The Phoenicians 1500-332 BCE
This group (they invented the alphabet actually) thrived through their manufacture of prized goods and maritime trade across the Mediterranean sea. Because they were highly skilled shipbuilders and traders, the Phoenicians facilitated the sharing and transfer of spices and ingredients from across the ancient world, spreading once solitary ingredients abroad into the greater world.
Fast forward through Alexander the Great, Rome, and many more, one of the largests influences has come from…
The Middle East: A Hub of Crossroads
This land, referred to by scholars as “The Fertile Crescent”, is where a number of staple crops were first cultivated such as: wheat, dates, barley, pistachios, dates, pomegranates, and figs. In fact, the oldest written recipes – beer for example, where fermentation was discovered from the process of leavening bread – were discovered here in Mesopotamia.

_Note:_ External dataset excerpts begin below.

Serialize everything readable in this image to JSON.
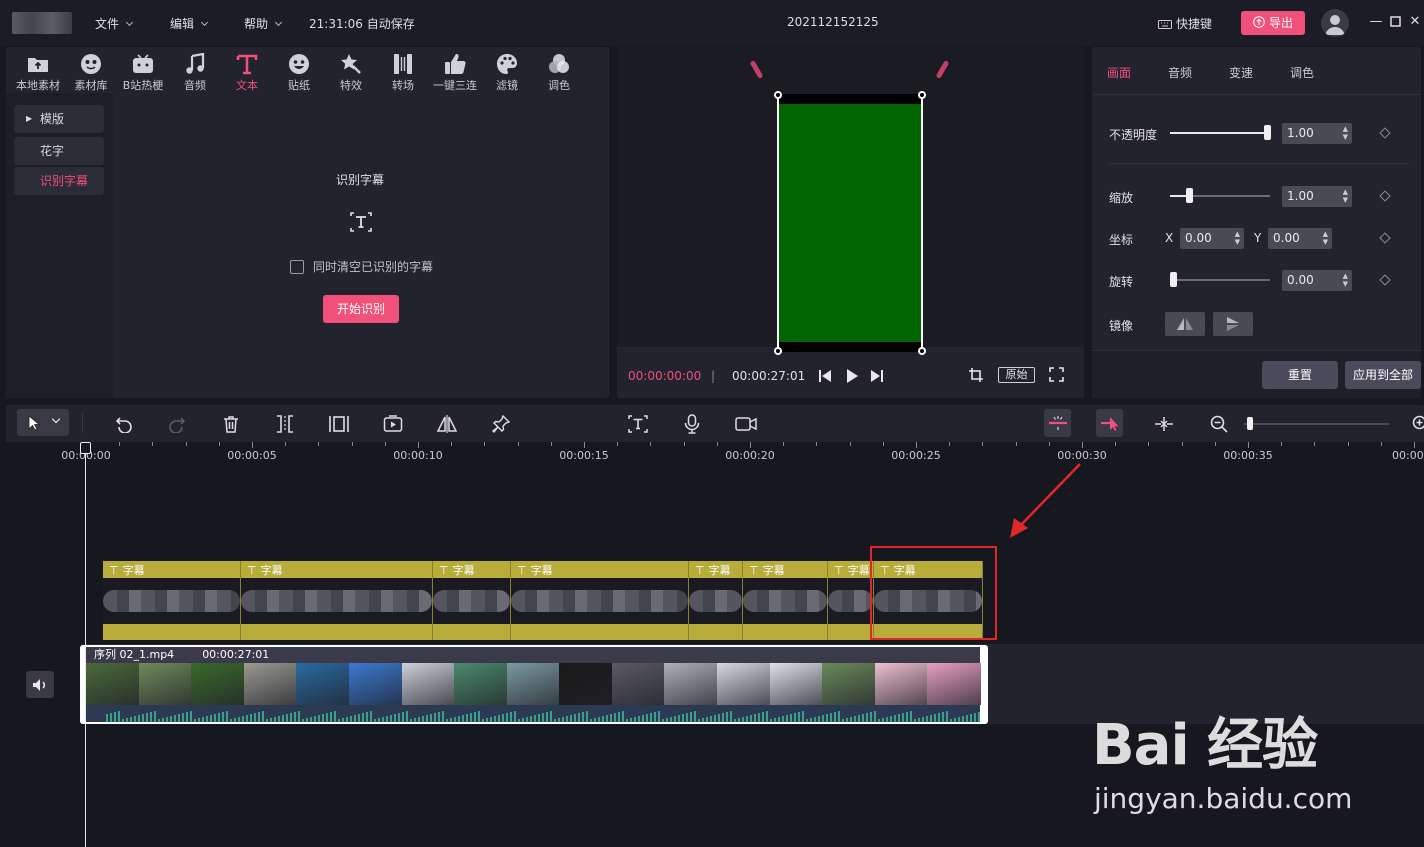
{
  "titlebar": {
    "menu": [
      "文件",
      "编辑",
      "帮助"
    ],
    "autosave": "21:31:06 自动保存",
    "project_name": "202112152125",
    "shortcut_label": "快捷键",
    "export_label": "导出"
  },
  "toolbar": {
    "items": [
      "本地素材",
      "素材库",
      "B站热梗",
      "音频",
      "文本",
      "贴纸",
      "特效",
      "转场",
      "一键三连",
      "滤镜",
      "调色"
    ],
    "active": "文本"
  },
  "subnav": {
    "items": [
      "模版",
      "花字",
      "识别字幕"
    ],
    "active": "识别字幕"
  },
  "recognize": {
    "title": "识别字幕",
    "checkbox_label": "同时清空已识别的字幕",
    "start_label": "开始识别"
  },
  "player": {
    "current_time": "00:00:00:00",
    "separator": "|",
    "duration": "00:00:27:01",
    "original_label": "原始"
  },
  "props": {
    "tabs": [
      "画面",
      "音频",
      "变速",
      "调色"
    ],
    "active_tab": "画面",
    "opacity": {
      "label": "不透明度",
      "value": "1.00",
      "level": 1.0
    },
    "scale": {
      "label": "缩放",
      "value": "1.00",
      "level": 0.2
    },
    "position": {
      "label": "坐标",
      "x_label": "X",
      "x_value": "0.00",
      "y_label": "Y",
      "y_value": "0.00"
    },
    "rotation": {
      "label": "旋转",
      "value": "0.00",
      "level": 0.0
    },
    "mirror": {
      "label": "镜像"
    },
    "reset_label": "重置",
    "apply_all_label": "应用到全部"
  },
  "timeline": {
    "ticks": [
      "00:00:00",
      "00:00:05",
      "00:00:10",
      "00:00:15",
      "00:00:20",
      "00:00:25",
      "00:00:30",
      "00:00:35",
      "00:00:"
    ],
    "subtitle_clip_label": "字幕",
    "subtitle_clip_count": 8,
    "video_clip": {
      "name": "序列 02_1.mp4",
      "duration": "00:00:27:01"
    }
  },
  "watermark": {
    "brand": "Bai 经验",
    "url": "jingyan.baidu.com"
  },
  "colors": {
    "accent": "#f0507a",
    "subtitle_clip": "#b8ac3a",
    "highlight": "#e0282a",
    "screen": "#006400"
  }
}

As a crossroads between Asia (connected by the ancient “Silk Roads”), North Africa, and Europe, this area has long been a hub of culinary trade. Okra came from Africa. Mongol conquests saw the introduction of spices from India and Indonesia (spice Islands): turmeric, cloves, and peppercorns. Later Spanish conquest (described more below), saw the introduction of “new world” crops, such as tomatoes, to the area.
The land of the Middle East and Mediterranean was primed geographically for the diverse range of food ingredients and culinary influences seen today in Mediterranean cuisine.